Gli oltre 600 reperti esposti coprono una linea temporale che dall’VIII secolo a.C. giunge fino all’epoca dell’imperatore Augusto

Un momento dell’installazione multimediale site specific «Chronos» al Castello Svevo di Bari
Graziella Melania Geraci |  | Bari

Il Castello Svevo ospita, dal 5 dicembre al 31 marzo, la mostra «Antichi Popoli di Puglia. L’archeologia racconta», a cura di Massimo Osanna e Luca Mercuri e prodotta interamente dal Ministero della Cultura, dalla Direzione Generale Musei, che ne è ideatrice, e dalla Direzione Regionale Musei Puglia. Oltre 600 i reperti esposti che coprono una linea temporale che dall’VIII secolo a.C. giunge fino all’epoca dell’imperatore Augusto.

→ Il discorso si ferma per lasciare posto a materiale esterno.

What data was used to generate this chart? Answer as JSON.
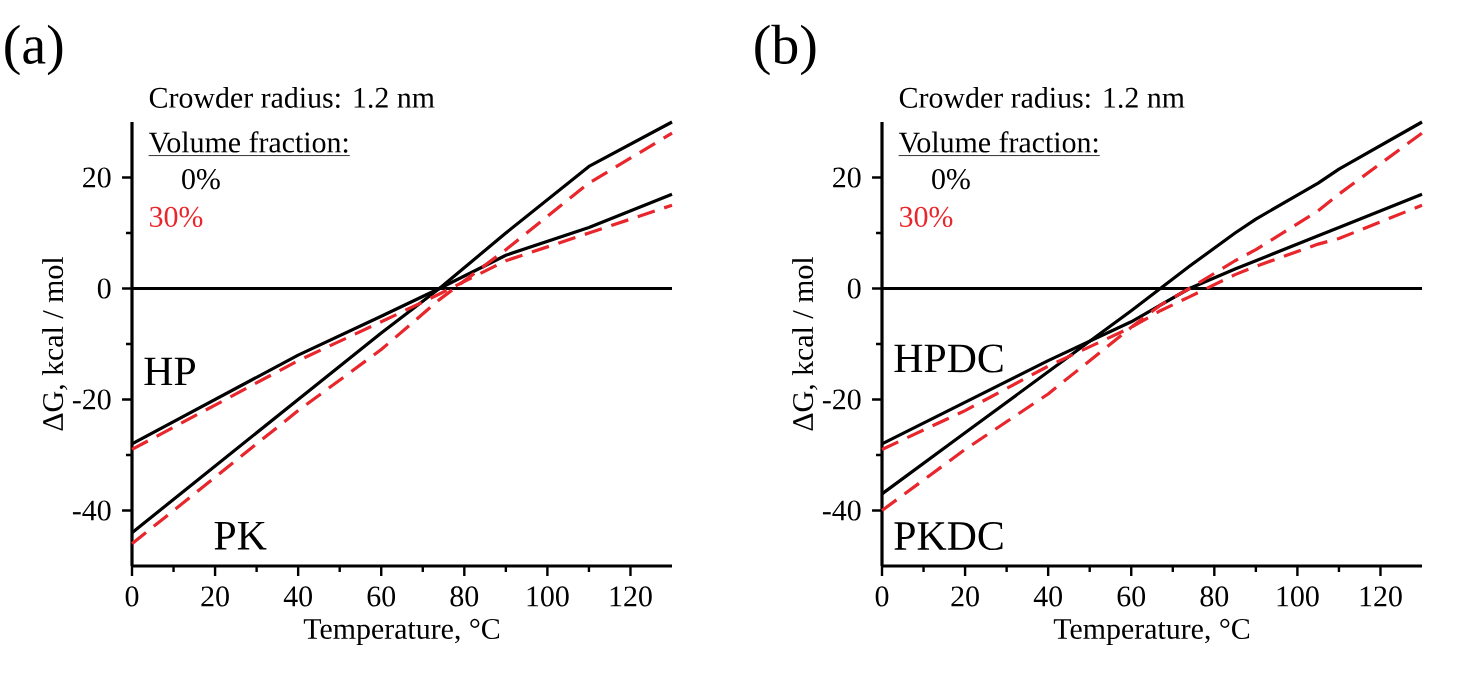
{
  "chart_data": [
    {
      "type": "line",
      "title": "(a)",
      "xlabel": "Temperature, °C",
      "ylabel": "ΔG, kcal / mol",
      "legend_title": "Volume fraction:",
      "legend": "top left",
      "annotations": [
        "Crowder radius: 1.2 nm",
        "HP",
        "PK"
      ],
      "xlim": [
        0,
        130
      ],
      "ylim": [
        -50,
        30
      ],
      "xticks": [
        0,
        20,
        40,
        60,
        80,
        100,
        120
      ],
      "yticks": [
        -40,
        -20,
        0,
        20
      ],
      "ref_lines": [
        {
          "axis": "y",
          "value": 0,
          "color": "#000000"
        }
      ],
      "x": [
        0,
        20,
        40,
        60,
        74,
        90,
        110,
        130
      ],
      "series": [
        {
          "name": "0%",
          "color": "#000000",
          "line_style": "solid",
          "values": [
            -28,
            -20,
            -12,
            -5,
            0,
            6,
            11,
            17
          ]
        },
        {
          "color": "#000000",
          "line_style": "solid",
          "values": [
            -44,
            -32,
            -20,
            -8,
            0,
            10,
            22,
            30
          ]
        },
        {
          "name": "30%",
          "color": "#e8262b",
          "line_style": "dashed",
          "values": [
            -29,
            -21,
            -13,
            -6,
            -1,
            5,
            10,
            15
          ]
        },
        {
          "color": "#e8262b",
          "line_style": "dashed",
          "values": [
            -46,
            -34,
            -22,
            -11,
            -2,
            7,
            19,
            28
          ]
        }
      ]
    },
    {
      "type": "line",
      "title": "(b)",
      "xlabel": "Temperature, °C",
      "ylabel": "ΔG, kcal / mol",
      "legend_title": "Volume fraction:",
      "legend": "top left",
      "annotations": [
        "Crowder radius: 1.2 nm",
        "HPDC",
        "PKDC"
      ],
      "xlim": [
        0,
        130
      ],
      "ylim": [
        -50,
        30
      ],
      "xticks": [
        0,
        20,
        40,
        60,
        80,
        100,
        120
      ],
      "yticks": [
        -40,
        -20,
        0,
        20
      ],
      "ref_lines": [
        {
          "axis": "y",
          "value": 0,
          "color": "#000000"
        }
      ],
      "x": [
        0,
        20,
        40,
        60,
        67,
        74,
        85,
        90,
        105,
        110,
        130
      ],
      "series": [
        {
          "name": "0%",
          "color": "#000000",
          "line_style": "solid",
          "values": [
            -28,
            -20.5,
            -13,
            -6,
            -3,
            0,
            3.5,
            5,
            9.5,
            11,
            17
          ]
        },
        {
          "color": "#000000",
          "line_style": "solid",
          "values": [
            -37,
            -26,
            -15,
            -4,
            0,
            4,
            10,
            12.5,
            19,
            21.5,
            30
          ]
        },
        {
          "name": "30%",
          "color": "#e8262b",
          "line_style": "dashed",
          "values": [
            -29,
            -22,
            -14,
            -7,
            -4,
            -1.5,
            2.5,
            4,
            8,
            9,
            15
          ]
        },
        {
          "color": "#e8262b",
          "line_style": "dashed",
          "values": [
            -40,
            -29,
            -19,
            -7,
            -3,
            0,
            5,
            7,
            14,
            17,
            28
          ]
        }
      ]
    }
  ]
}
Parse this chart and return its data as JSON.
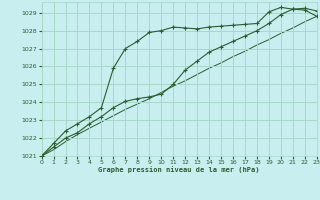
{
  "xlabel": "Graphe pression niveau de la mer (hPa)",
  "bg_color": "#c8eef0",
  "grid_color": "#a8d8c8",
  "line_color": "#2a5e2a",
  "ylim": [
    1021,
    1029.6
  ],
  "xlim": [
    0,
    23
  ],
  "yticks": [
    1021,
    1022,
    1023,
    1024,
    1025,
    1026,
    1027,
    1028,
    1029
  ],
  "xticks": [
    0,
    1,
    2,
    3,
    4,
    5,
    6,
    7,
    8,
    9,
    10,
    11,
    12,
    13,
    14,
    15,
    16,
    17,
    18,
    19,
    20,
    21,
    22,
    23
  ],
  "series1": [
    1021.0,
    1021.7,
    1022.4,
    1022.8,
    1023.2,
    1023.7,
    1025.9,
    1027.0,
    1027.4,
    1027.9,
    1028.0,
    1028.2,
    1028.15,
    1028.1,
    1028.2,
    1028.25,
    1028.3,
    1028.35,
    1028.4,
    1029.05,
    1029.3,
    1029.2,
    1029.15,
    1028.8
  ],
  "series2": [
    1021.0,
    1021.5,
    1022.0,
    1022.3,
    1022.8,
    1023.2,
    1023.7,
    1024.05,
    1024.2,
    1024.3,
    1024.45,
    1025.0,
    1025.8,
    1026.3,
    1026.8,
    1027.1,
    1027.4,
    1027.7,
    1028.0,
    1028.4,
    1028.9,
    1029.2,
    1029.25,
    1029.1
  ],
  "series3": [
    1021.0,
    1021.35,
    1021.8,
    1022.2,
    1022.55,
    1022.9,
    1023.25,
    1023.6,
    1023.9,
    1024.2,
    1024.55,
    1024.9,
    1025.2,
    1025.55,
    1025.9,
    1026.2,
    1026.55,
    1026.85,
    1027.2,
    1027.5,
    1027.85,
    1028.15,
    1028.5,
    1028.8
  ]
}
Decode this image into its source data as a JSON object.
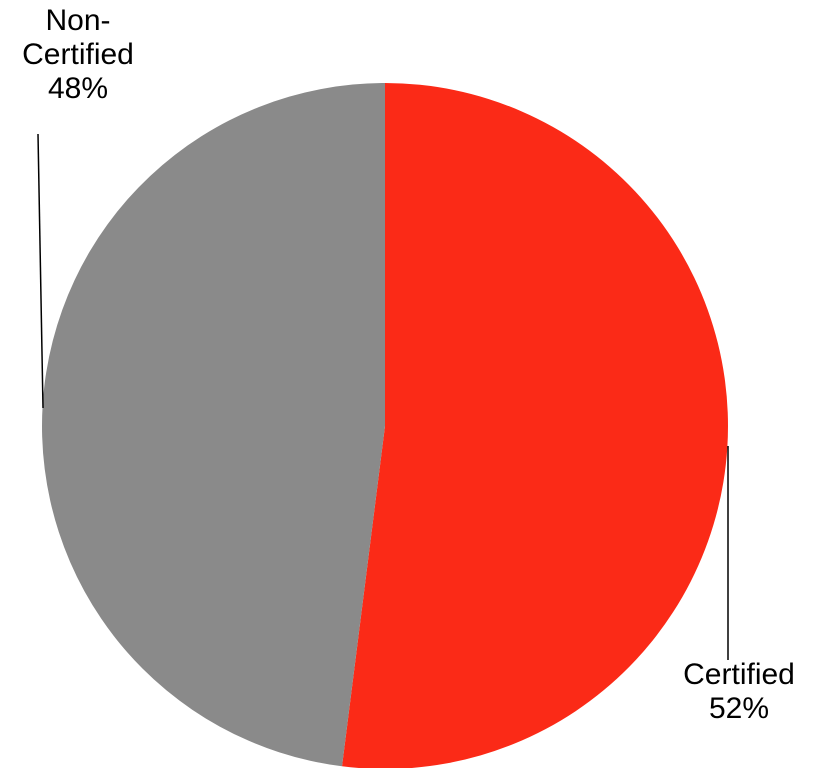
{
  "chart_data": {
    "type": "pie",
    "start_angle_deg": 0,
    "direction": "clockwise",
    "slices": [
      {
        "label": "Certified",
        "percent_label": "52%",
        "value": 52,
        "color": "#fb2a17"
      },
      {
        "label": "Non-Certified",
        "percent_label": "48%",
        "value": 48,
        "color": "#8a8a8a"
      }
    ],
    "label_lines": {
      "noncert_line_1": "Non-",
      "noncert_line_2": "Certified",
      "cert_line_1": "Certified"
    },
    "legend": "none"
  }
}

Gli oggetti, provenienti dai musei della Direzione Regionale Musei Puglia, della Direzione Regionale Musei Basilicata, dal Museo Archeologico Nazionale di Taranto, di Egnazia, da musei civici e regionali e dai depositi delle Soprintendenze, sono la testimonianza della varietà culturale territoriale locale e di come si sia incontrata con il mondo romano.
Una veduta della mostra «Antichi Popoli di Puglia» al Castello Svevo di Bari
L’esposizione «riunisce in un solo percorso i contesti e le opere più significative dell’archeologia pugliese, commenta il direttore generale Musei Massimo Osanna. L’allestimento diventa altresì occasione per evidenziare, anche con la presenza di opere usualmente non esposte, la pluralità di culture avvicendatesi nel territorio, attraverso una narrazione che ne valorizza i caratteri peculiari». Il racconto archeologico viene affiancato dall’installazione multimediale site specific «Chronos» che raccorda due sezioni della mostra: nei video e nei suoni prendono vita i conflitti, la guerra, la morte e la rinascita di un tempo caratterizzato da conquiste e nuovi assetti che si fondono con i precedenti.

Nella sala Bona Sforza si avvicendano le rappresentazioni dei corpi dei giovani lottatori in allenamento, modelli del vasellame dei corredi funebri, e ambientazioni architettoniche accompagnate da un lamento funebre in griko, mentre le immagini dei resti archeologici di Egnazia si «impastano» su tre tappeti realizzati in cocciopesto.